Hydrostatics change the equation
Over the past 10 years or so, most trencher manufacturers have been introducing more hydrostatic ground- and chain-drive models into their product lineups. Now mechanical-drive machines are rare except in the largest machines. Hydrostatics were first introduced as a ground-drive mechanism and gave the machines good creep control capability. Then, rather than have two power systems (hydraulics to the wheels and mechanical drive to the chain), manufacturers decided to use hydraulic systems to push both.
“Hydrostatic machines can take care of themselves,” Cooper says. “When you stall the chain, a hydrostatic machine can go over relief and it can protect itself. When a mechanical machine stalls, you can kill the engine or do some damage to the driveline, loading the gears each time you stall it.”
Hydrostatics also allow manufacturers to offer booms that can be offset and combination plow-trencher machines.
Aside from the performance differences, one of the main benefits of hydrostatic systems is that they require less maintenance. “Hydraulics use a closed-loop system so you don’t have to mess with it as long as it is functioning,” Bolay says. Mechanical drives have open chains and belts and allow you to clearly see components that need adjusting or replacing. And most owners and operators could do this work themselves. “Hydrostatics require more technical expertise,” he says. “But in the long run I think it’s been good for the owner-operator due to the performance he’s getting and the life of the machine.”
Cooper agrees: “I recommend taking hydrostatic systems to the shop for repairs. I’m sure there are guys out there who are going to repair their own machine, but if you are making a living with this machine it needs to run.”

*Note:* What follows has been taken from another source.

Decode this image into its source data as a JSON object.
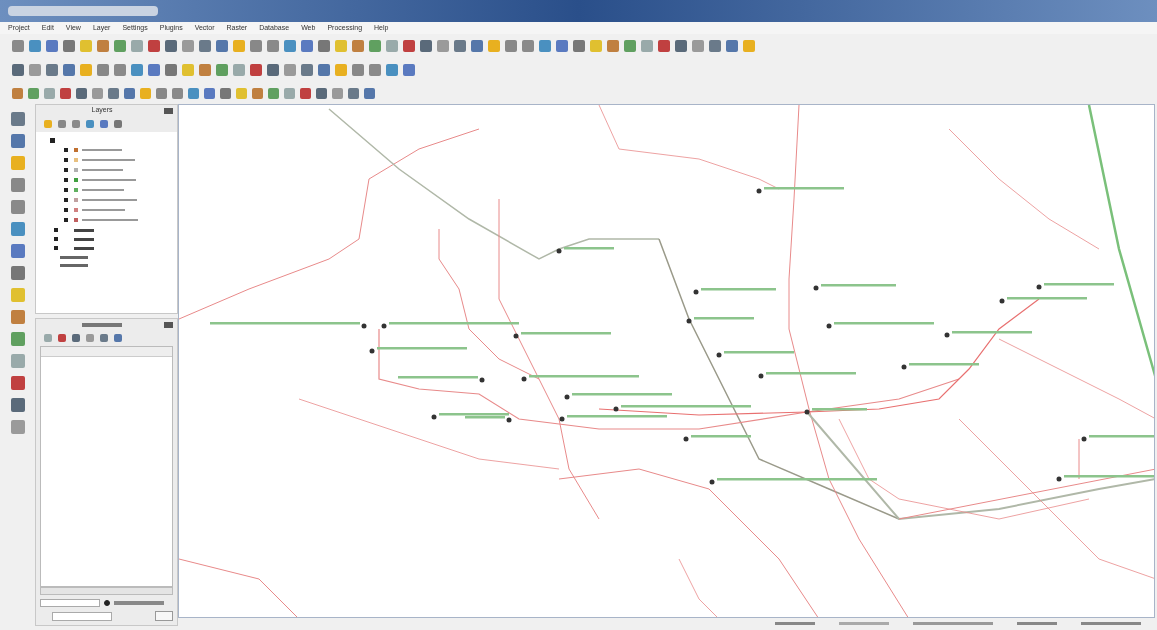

Diagnosis of hydraulic system problems is particularly challenging. “A problem could be in the motor, the pump or the shuttle valve, and pinpointing where the problem is can take the contractor a lot of time,” Cooper says.
Keeping a clean machine
Trenchers don’t need a lot of elaborate or time-consuming service, just regular and consistent maintenance, correctly done. “Make sure you do the daily things,” Cooper says. “Grease it. Make sure it has a grease decal on it. Read the maintenance and service manual to find out where the zerks are, not just where you think they are. And find out what the amount is. There are times when you don’t want to over-grease it.”
Cleanliness also helps. “If you clean the machine at the end of the day you’re going to notice a wire off here or a leak there,” Cooper says. Keeping fluids and filters clean, especially in the dusty world of trenching, is also key, especially given the high-pressure hydrostatic systems used on most trenchers.
“Every time I go out and find a machine down, it’s always more than one thing,” Cooper says. “You can usually fix the first thing. But when two or three things stack up you can’t figure it out. The more you take care of the daily maintenance, the better off you’re going to be.”